Минуту тому назад я этого еще не знал. Меня как осенило.
— Да, — сказала ты. — А вы студент? Преподаватель?
Мне стало все ясно. Я около месяца наблюдал за тобой издали, теряясь в разных догадках. Теперь стало ясно.
— Я инженер. Я окончил ВАТИ в прошлом году. Между прочим, в приемной комиссии в нашем институте работает мой…
Ты не дала договорить — перебила с иронической усмешкой:
— Ваш друг, конечно?
— Просто хороший знакомый. Приятель… А вы в какой подавали?

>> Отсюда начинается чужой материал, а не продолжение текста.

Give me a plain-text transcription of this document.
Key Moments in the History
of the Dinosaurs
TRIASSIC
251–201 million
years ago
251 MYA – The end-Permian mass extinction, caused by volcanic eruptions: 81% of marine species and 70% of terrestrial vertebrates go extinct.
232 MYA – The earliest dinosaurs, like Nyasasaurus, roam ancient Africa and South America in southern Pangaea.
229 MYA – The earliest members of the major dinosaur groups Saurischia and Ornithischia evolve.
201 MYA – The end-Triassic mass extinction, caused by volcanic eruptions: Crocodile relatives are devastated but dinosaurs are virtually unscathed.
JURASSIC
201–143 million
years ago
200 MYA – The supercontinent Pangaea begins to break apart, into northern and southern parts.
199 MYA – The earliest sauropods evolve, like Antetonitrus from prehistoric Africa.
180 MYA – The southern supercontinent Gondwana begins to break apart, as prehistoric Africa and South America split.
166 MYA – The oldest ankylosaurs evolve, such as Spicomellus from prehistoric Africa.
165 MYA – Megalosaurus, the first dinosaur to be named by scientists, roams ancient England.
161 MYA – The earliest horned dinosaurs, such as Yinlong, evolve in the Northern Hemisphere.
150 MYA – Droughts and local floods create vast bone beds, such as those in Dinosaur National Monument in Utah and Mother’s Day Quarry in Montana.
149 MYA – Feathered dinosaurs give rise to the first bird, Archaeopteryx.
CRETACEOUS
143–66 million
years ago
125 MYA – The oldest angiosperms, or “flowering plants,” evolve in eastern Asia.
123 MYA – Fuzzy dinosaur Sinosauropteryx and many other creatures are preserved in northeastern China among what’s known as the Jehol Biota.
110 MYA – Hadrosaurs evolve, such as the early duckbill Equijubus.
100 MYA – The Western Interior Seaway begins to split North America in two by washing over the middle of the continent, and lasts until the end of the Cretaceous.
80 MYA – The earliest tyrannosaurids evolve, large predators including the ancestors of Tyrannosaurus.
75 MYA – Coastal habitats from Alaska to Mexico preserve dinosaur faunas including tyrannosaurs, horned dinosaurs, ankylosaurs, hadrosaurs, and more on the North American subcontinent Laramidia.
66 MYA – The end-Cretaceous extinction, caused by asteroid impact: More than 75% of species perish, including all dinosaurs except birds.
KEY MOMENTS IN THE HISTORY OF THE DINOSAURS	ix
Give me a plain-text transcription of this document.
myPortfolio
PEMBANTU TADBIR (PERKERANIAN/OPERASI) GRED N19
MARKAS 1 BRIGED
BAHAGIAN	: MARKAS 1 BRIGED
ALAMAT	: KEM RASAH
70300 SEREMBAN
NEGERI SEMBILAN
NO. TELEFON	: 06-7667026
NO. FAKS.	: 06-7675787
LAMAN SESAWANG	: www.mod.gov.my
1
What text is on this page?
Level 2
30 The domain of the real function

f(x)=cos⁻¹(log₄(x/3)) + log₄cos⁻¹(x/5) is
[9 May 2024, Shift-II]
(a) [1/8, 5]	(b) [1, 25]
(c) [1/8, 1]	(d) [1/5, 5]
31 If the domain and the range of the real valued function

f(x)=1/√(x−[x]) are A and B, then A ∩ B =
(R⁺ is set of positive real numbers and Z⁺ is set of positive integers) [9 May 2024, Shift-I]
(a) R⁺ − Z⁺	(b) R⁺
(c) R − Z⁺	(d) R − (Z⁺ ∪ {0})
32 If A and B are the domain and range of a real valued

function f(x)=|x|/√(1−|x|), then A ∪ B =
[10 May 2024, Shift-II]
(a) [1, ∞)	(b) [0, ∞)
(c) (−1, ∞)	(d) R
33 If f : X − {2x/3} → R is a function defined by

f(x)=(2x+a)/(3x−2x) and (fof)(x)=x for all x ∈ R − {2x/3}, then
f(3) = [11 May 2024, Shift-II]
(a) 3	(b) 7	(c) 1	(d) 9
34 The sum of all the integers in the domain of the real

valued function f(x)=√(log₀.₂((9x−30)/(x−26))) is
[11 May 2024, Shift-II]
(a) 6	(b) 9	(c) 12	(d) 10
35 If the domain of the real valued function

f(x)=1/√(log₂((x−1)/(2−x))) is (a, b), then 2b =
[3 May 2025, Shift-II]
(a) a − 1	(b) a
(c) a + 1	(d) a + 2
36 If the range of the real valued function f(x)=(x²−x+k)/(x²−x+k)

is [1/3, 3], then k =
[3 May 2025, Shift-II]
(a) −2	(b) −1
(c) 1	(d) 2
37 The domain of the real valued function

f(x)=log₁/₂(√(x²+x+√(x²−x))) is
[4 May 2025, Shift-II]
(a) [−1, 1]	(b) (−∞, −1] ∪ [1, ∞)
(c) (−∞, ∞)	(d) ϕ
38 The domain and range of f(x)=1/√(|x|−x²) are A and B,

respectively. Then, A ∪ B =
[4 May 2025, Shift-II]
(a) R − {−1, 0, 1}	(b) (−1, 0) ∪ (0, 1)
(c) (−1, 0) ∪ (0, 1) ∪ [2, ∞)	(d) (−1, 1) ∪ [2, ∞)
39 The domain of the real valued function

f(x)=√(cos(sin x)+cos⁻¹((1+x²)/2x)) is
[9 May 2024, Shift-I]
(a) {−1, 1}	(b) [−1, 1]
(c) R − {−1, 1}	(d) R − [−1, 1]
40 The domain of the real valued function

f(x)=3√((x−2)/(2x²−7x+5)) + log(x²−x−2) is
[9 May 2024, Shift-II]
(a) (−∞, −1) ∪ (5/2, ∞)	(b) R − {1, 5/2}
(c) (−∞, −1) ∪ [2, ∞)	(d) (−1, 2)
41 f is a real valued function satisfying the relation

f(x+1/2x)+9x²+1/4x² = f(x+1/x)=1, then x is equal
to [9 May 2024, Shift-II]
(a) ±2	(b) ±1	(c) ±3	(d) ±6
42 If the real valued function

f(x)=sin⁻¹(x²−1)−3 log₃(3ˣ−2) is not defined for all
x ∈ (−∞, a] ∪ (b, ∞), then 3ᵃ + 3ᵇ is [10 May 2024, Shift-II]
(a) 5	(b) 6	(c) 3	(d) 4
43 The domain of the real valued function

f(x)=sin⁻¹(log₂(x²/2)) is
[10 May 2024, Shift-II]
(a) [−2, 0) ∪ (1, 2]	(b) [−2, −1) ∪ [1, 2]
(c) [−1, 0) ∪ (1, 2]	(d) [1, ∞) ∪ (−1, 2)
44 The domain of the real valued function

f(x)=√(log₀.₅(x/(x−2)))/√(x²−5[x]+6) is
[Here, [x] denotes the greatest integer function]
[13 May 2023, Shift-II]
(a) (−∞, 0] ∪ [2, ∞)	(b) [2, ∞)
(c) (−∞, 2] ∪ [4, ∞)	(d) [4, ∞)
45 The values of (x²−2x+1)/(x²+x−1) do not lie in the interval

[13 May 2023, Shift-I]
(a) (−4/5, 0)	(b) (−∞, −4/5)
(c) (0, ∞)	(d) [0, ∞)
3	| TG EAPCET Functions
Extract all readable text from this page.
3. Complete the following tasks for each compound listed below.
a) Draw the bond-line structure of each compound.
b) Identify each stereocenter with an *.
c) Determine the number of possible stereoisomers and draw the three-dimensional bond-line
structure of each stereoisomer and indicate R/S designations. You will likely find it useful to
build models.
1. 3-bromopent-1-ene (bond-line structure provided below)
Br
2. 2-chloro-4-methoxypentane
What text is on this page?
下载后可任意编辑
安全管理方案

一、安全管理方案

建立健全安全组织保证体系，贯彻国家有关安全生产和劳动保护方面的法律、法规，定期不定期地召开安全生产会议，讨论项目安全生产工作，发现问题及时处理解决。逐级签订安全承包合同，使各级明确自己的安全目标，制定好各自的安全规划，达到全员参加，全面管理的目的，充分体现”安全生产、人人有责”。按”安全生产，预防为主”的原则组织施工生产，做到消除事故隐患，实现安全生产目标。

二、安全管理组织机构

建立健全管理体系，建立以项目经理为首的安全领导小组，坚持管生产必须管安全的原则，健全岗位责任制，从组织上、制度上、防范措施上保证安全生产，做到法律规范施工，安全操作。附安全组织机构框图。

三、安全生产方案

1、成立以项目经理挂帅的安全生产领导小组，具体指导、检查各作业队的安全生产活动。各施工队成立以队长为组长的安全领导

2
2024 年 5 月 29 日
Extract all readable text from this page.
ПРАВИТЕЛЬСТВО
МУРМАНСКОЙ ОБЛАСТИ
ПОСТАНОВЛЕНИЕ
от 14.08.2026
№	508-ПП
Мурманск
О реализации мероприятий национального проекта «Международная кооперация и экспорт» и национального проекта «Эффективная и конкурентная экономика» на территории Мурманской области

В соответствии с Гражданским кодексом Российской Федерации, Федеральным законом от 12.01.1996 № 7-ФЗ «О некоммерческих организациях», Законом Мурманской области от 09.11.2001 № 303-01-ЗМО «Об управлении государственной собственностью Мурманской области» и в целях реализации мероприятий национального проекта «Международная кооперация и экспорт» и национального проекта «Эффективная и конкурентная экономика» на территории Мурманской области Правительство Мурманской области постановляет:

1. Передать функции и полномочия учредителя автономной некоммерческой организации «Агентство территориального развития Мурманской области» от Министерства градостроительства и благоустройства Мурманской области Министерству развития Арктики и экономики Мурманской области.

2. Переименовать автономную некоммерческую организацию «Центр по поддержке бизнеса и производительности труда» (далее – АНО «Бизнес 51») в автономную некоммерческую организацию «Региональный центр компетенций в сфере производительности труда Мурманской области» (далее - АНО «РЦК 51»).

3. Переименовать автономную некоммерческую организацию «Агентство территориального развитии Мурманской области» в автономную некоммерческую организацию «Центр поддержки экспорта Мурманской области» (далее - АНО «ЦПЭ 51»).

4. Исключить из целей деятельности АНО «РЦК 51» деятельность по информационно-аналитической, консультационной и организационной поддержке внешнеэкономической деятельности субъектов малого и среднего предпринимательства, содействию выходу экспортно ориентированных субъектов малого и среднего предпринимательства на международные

— Нет, — сказала ты. — ВАТИ — это Всесоюзный технологический? Нет, я совсем в другой. Совсем!
И ты неподдельно горько вздохнула. Тогда я протянул тебе руку.
— Меня зовут Валерий. Может быть, я все-таки могу вам чем-то помочь?
Тебе нужна была помощь, я видел. Я не мог упустить благоприятного момента: ведь около месяца, наблюдая за тобой почти каждое утро в вагоне электрички, я ждал подходящего случая; я жаждал познакомиться с тобой, и я трусил, ты казалась мне слишком красивой и поэтому недоступной… И я на самом деле хотел тебе помочь, ты не могла этого не почувствовать.
— Устройте меня куда-нибудь на работу, а то теперь отец меня в продавщицы отдаст, — сказала ты и, коснувшись моей протянутой ладони, назвалась: — Таня.
— Знаете, Таня, — сказал я, — вы можете еще и в институт попасть, если захотите.
— Как?
— Вы не очень торопитесь домой? Давайте вернемся в Москву, посидим где-нибудь часок в кафе-мороженое, поговорим.
И снова на твоем лице появилась усмешка, грустная и чуть язвительная; мне показалось, что ты подумала… я даже прочитал это в твоих глазах: «Опять, опять…»
— Да мне ничего не надо от вас, — сказал я. — И я вам ничего такого уж не обещаю. Просто есть, по-моему, один довольно верный ход…
— И вы хотите угостить меня, конечно, только мороженым?
— Не знаю. А на другое у меня сейчас, пожалуй, и денег не хватит.
Ты посмотрела на меня очень внимательно.
— Нет, вы правда можете мне помочь просто так? — сказала ты.
— Думаю, смогу.
— А почему вы такой неуверенный в себе?
Я пожал плечами. Я очень хотел бы быть уверенным в себе, но у меня как-то не получалось. Вернее, получалось очень редко: порой на меня словно что-то находило, и я делался даже решительным и дерзким — только на небольшой срок.
Ты опять вздохнула. Но уже без горечи.
— Ну, поехали, — сказала ты.
И, вновь сменив босоножки на туфли и попудрив заплаканные щеки, ты дотронулась до моей руки, и мы пошли на станцию.
В полупустой электричке мы сели друг против друга у окна, и ты поведала мне свою историю. Меня тронуло твое упорство: три года подряд сдавать в театральное училище не каждый смог бы, — но мне было ясно и тогда, что актрисы из тебя не выйдет… Я подивился — из вежливости — намерению твоего отца сделать из тебя в случае окончательного провала с театральным продавщицу («Представляете, продавщицу! — возмущалась ты. — Он директор „Галантереи“ на Кутузовском, с первого уходит на пенсию, и вот взбрело ему на ум и меня в эту „Галантерею“… продавщицей, представляете?»). Честно говоря, я не видел ничего предосудительного в том, чтобы ты какое-то время поработала продавщицей.